Why I Don’t Use Technology to Improve My Meditation Skills

We live in a time of great technological advancement. The German historian Oswald Spengler once wrote that if someone wants to do something that has any importance today, one should become an engineer, not a philosopher. And I think it is true that our age will rather be remembered for Steve Jobs and the iPhone rather than for its pioneering contemplatives and their revolutionary technologies.

Recent technological developments are even starting to show potential for use as a part of contemplative practices such as meditation. There are ways of training the mind with the help for instance neurofeedback. Machines can recognise the signatures of a brain that is focused; if you do concentration meditation and drift off, the machine can notify you of that for instance by making a sound. In that way you get external feedback whenever you drift off and you can return to meditating as intended. This could potentially make you a much better meditator.
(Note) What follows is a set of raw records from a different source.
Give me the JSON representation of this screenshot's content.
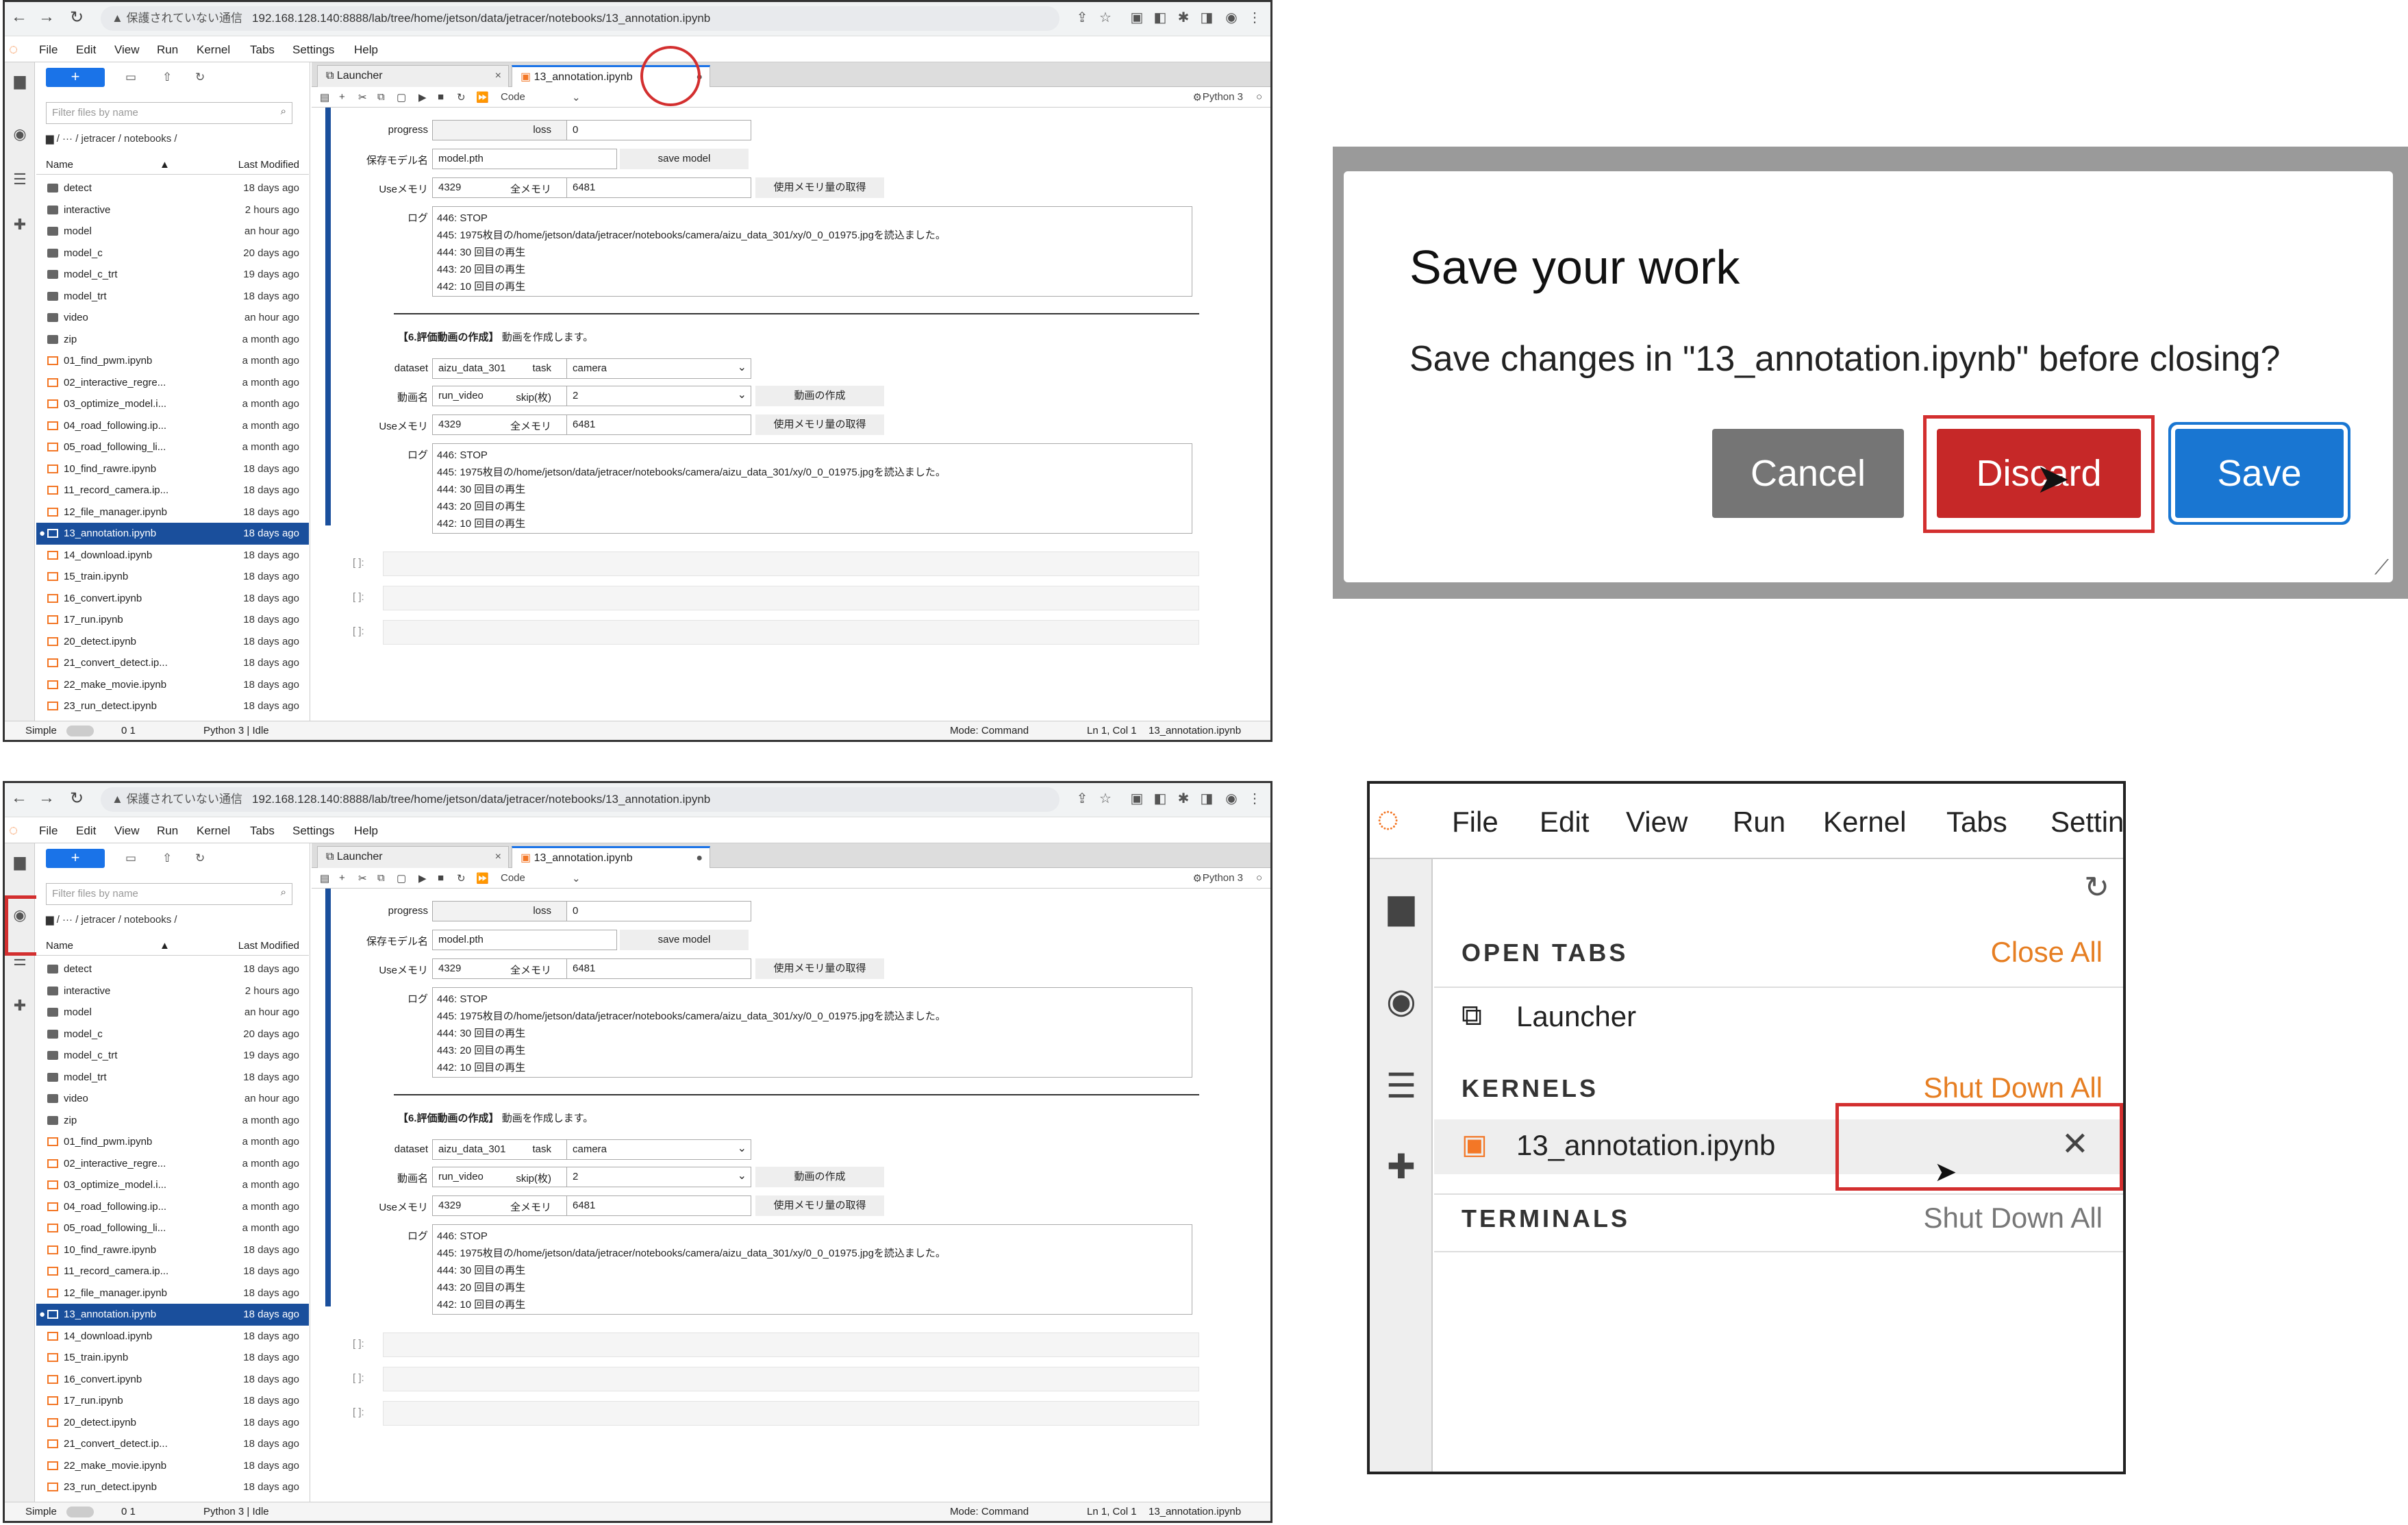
{
  "browser": {
    "url_warning": "▲ 保護されていない通信",
    "url": "192.168.128.140:8888/lab/tree/home/jetson/data/jetracer/notebooks/13_annotation.ipynb"
  },
  "menu": [
    "File",
    "Edit",
    "View",
    "Run",
    "Kernel",
    "Tabs",
    "Settings",
    "Help"
  ],
  "filebrowser": {
    "filter_placeholder": "Filter files by name",
    "breadcrumb": "/ ··· / jetracer / notebooks /",
    "col_name": "Name",
    "col_modified": "Last Modified",
    "files": [
      {
        "name": "detect",
        "modified": "18 days ago",
        "type": "folder"
      },
      {
        "name": "interactive",
        "modified": "2 hours ago",
        "type": "folder"
      },
      {
        "name": "model",
        "modified": "an hour ago",
        "type": "folder"
      },
      {
        "name": "model_c",
        "modified": "20 days ago",
        "type": "folder"
      },
      {
        "name": "model_c_trt",
        "modified": "19 days ago",
        "type": "folder"
      },
      {
        "name": "model_trt",
        "modified": "18 days ago",
        "type": "folder"
      },
      {
        "name": "video",
        "modified": "an hour ago",
        "type": "folder"
      },
      {
        "name": "zip",
        "modified": "a month ago",
        "type": "folder"
      },
      {
        "name": "01_find_pwm.ipynb",
        "modified": "a month ago",
        "type": "nb"
      },
      {
        "name": "02_interactive_regre...",
        "modified": "a month ago",
        "type": "nb"
      },
      {
        "name": "03_optimize_model.i...",
        "modified": "a month ago",
        "type": "nb"
      },
      {
        "name": "04_road_following.ip...",
        "modified": "a month ago",
        "type": "nb"
      },
      {
        "name": "05_road_following_li...",
        "modified": "a month ago",
        "type": "nb"
      },
      {
        "name": "10_find_rawre.ipynb",
        "modified": "18 days ago",
        "type": "nb"
      },
      {
        "name": "11_record_camera.ip...",
        "modified": "18 days ago",
        "type": "nb"
      },
      {
        "name": "12_file_manager.ipynb",
        "modified": "18 days ago",
        "type": "nb"
      },
      {
        "name": "13_annotation.ipynb",
        "modified": "18 days ago",
        "type": "nb",
        "selected": true
      },
      {
        "name": "14_download.ipynb",
        "modified": "18 days ago",
        "type": "nb"
      },
      {
        "name": "15_train.ipynb",
        "modified": "18 days ago",
        "type": "nb"
      },
      {
        "name": "16_convert.ipynb",
        "modified": "18 days ago",
        "type": "nb"
      },
      {
        "name": "17_run.ipynb",
        "modified": "18 days ago",
        "type": "nb"
      },
      {
        "name": "20_detect.ipynb",
        "modified": "18 days ago",
        "type": "nb"
      },
      {
        "name": "21_convert_detect.ip...",
        "modified": "18 days ago",
        "type": "nb"
      },
      {
        "name": "22_make_movie.ipynb",
        "modified": "18 days ago",
        "type": "nb"
      },
      {
        "name": "23_run_detect.ipynb",
        "modified": "18 days ago",
        "type": "nb"
      }
    ]
  },
  "tabs": {
    "launcher": "Launcher",
    "notebook": "13_annotation.ipynb"
  },
  "toolbar": {
    "celltype": "Code",
    "kernel": "Python 3"
  },
  "notebook": {
    "progress_label": "progress",
    "loss_label": "loss",
    "loss_value": "0",
    "save_model_label": "保存モデル名",
    "save_model_value": "model.pth",
    "save_model_button": "save model",
    "use_mem_label": "Useメモリ",
    "use_mem_value": "4329",
    "total_mem_label": "全メモリ",
    "total_mem_value": "6481",
    "get_mem_button": "使用メモリ量の取得",
    "log_label": "ログ",
    "log_lines": [
      "446: STOP",
      "445: 1975枚目の/home/jetson/data/jetracer/notebooks/camera/aizu_data_301/xy/0_0_01975.jpgを読込ました。",
      "444: 30 回目の再生",
      "443: 20 回目の再生",
      "442: 10 回目の再生"
    ],
    "section_title": "【6.評価動画の作成】",
    "section_desc": "動画を作成します。",
    "dataset_label": "dataset",
    "dataset_value": "aizu_data_301",
    "task_label": "task",
    "task_value": "camera",
    "video_label": "動画名",
    "video_value": "run_video",
    "skip_label": "skip(枚)",
    "skip_value": "2",
    "make_video_button": "動画の作成",
    "empty_prompt": "[ ]:"
  },
  "statusbar": {
    "mode_label": "Simple",
    "counts": "0   1",
    "kernel": "Python 3 | Idle",
    "mode": "Mode: Command",
    "position": "Ln 1, Col 1",
    "file": "13_annotation.ipynb"
  },
  "dialog": {
    "title": "Save your work",
    "message": "Save changes in \"13_annotation.ipynb\" before closing?",
    "cancel": "Cancel",
    "discard": "Discard",
    "save": "Save"
  },
  "zoom": {
    "menu": [
      "File",
      "Edit",
      "View",
      "Run",
      "Kernel",
      "Tabs",
      "Settin"
    ],
    "open_tabs": "OPEN TABS",
    "close_all": "Close All",
    "launcher": "Launcher",
    "kernels": "KERNELS",
    "shutdown_all": "Shut Down All",
    "kernel_item": "13_annotation.ipynb",
    "terminals": "TERMINALS",
    "terminals_shutdown": "Shut Down All"
  },
  "colors": {
    "accent": "#1a73e8",
    "jupyter_orange": "#f37726",
    "highlight_red": "#d32f2f",
    "discard_red": "#c62828",
    "save_blue": "#1976d2",
    "cancel_gray": "#757575"
  }
}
I don’t use technology as a support for my meditation practice and I never have. Will I ever? Probably not. Here I will try to make my reasons for this clear. The points I present are in a sense theoretical in nature. They may be contradicted by empirical findings. Still, I want to justify my stance, and I think that empirical results need to be viewed in light of evidence that isn’t necessarily empirical anyway. So here are my reasons for not using technology as a means of improving my meditation (points 3-5 are actually variants of the same point, namely that using external means to support a development process will generally lead to a weakening) :

  1. The contemplatives that I look up to and who have influenced me in significant ways have not – to my knowledge – made use of technology to improve their practice: Rudolf Steiner, Ken Wilber, Shinzen Young, John Yates (Culadasa). I could potentially add every representative of the all the contemplative traditions here; meditation has almost always been done without the help of technology. I recognise that this in a conservative argument and to a certain extent based on authority. Nonetheless, until great contemplatives emerge who have had their practice influenced in a major way by technology, I see no reason to change my mind.
  2. I don’t think we have a good understanding of how the brain works and how it relates to consciousness. Therefore I’m generally sceptical about any claims that a specific technology can influence consciousness through influencing the brain; such claims are based on more or less rudimentary theories.
  3. There is something about the whole attitude of using external support for meditation practice that seems wrongheaded. It is like going to the gym and attaching an exoskeleton to your body to help you lift heavier weights. This will not make you stronger; it could potentially make you less strong, since the machine is doing the work for you. So what may seem like quick progress in fact  leads to deterioration. Meditation is, for me, about liberating the mind, making it more self-supporting and free. Using external means to make this happen contradicts this basic gesture.
  4. Using external means to support practice is also an expression of an attitude that I’m suspicious of. It is an attitude that is based on the idea that you only have to find the right thing, the right pill, or the right technology, and everything will be fine or improve significantly. Again, technology may make things easier for us, but there are secondary effects to this that are not easy to notice at first; we become lazy, weaker, and complacent. If I used technology with the intent to to improve my meditation skills, I think this the attitude behind this choice will seep into the rest of my life, making me in general less sharp, less self-supported, and less active.
  5. There are specific ways in which I think technology may hinder meditative progress in the long run, although it provides short-term benefit. Consider the case above of receiving external signals when your mind-wanders. This might improve your concentration quickly. But when you reach the stage of sensory pacification, i.e. when the external senses shut of, you cannot rely on external means anymore. If you have become depended on external feedback, then you couldn’t possibly complete the process of pacification.

This may sound negative – and it is – but I don’t really consider myself as someone who is unfriendly towards technology. I programmed a C64 when I was a kid, played a lot of computer games, and I hope to get a new iPhone soon, which I actually use as part of my meditative practice: I use Insight Timer to track my time on the meditation cushion. One reason for this is to check how much I actually meditate, which is in a sense a form of feedback. But I draw the limit there. However, I’m fully supportive of doing research on how technology may support meditation practice and investigating whether it actually works. And to do that properly, we need cases to compare with. I’ll be a case of someone who meditates (mostly) without the support of technology. If you go down a different route, very well.  We’ll see each other at the other side of enlightenment and compare notes.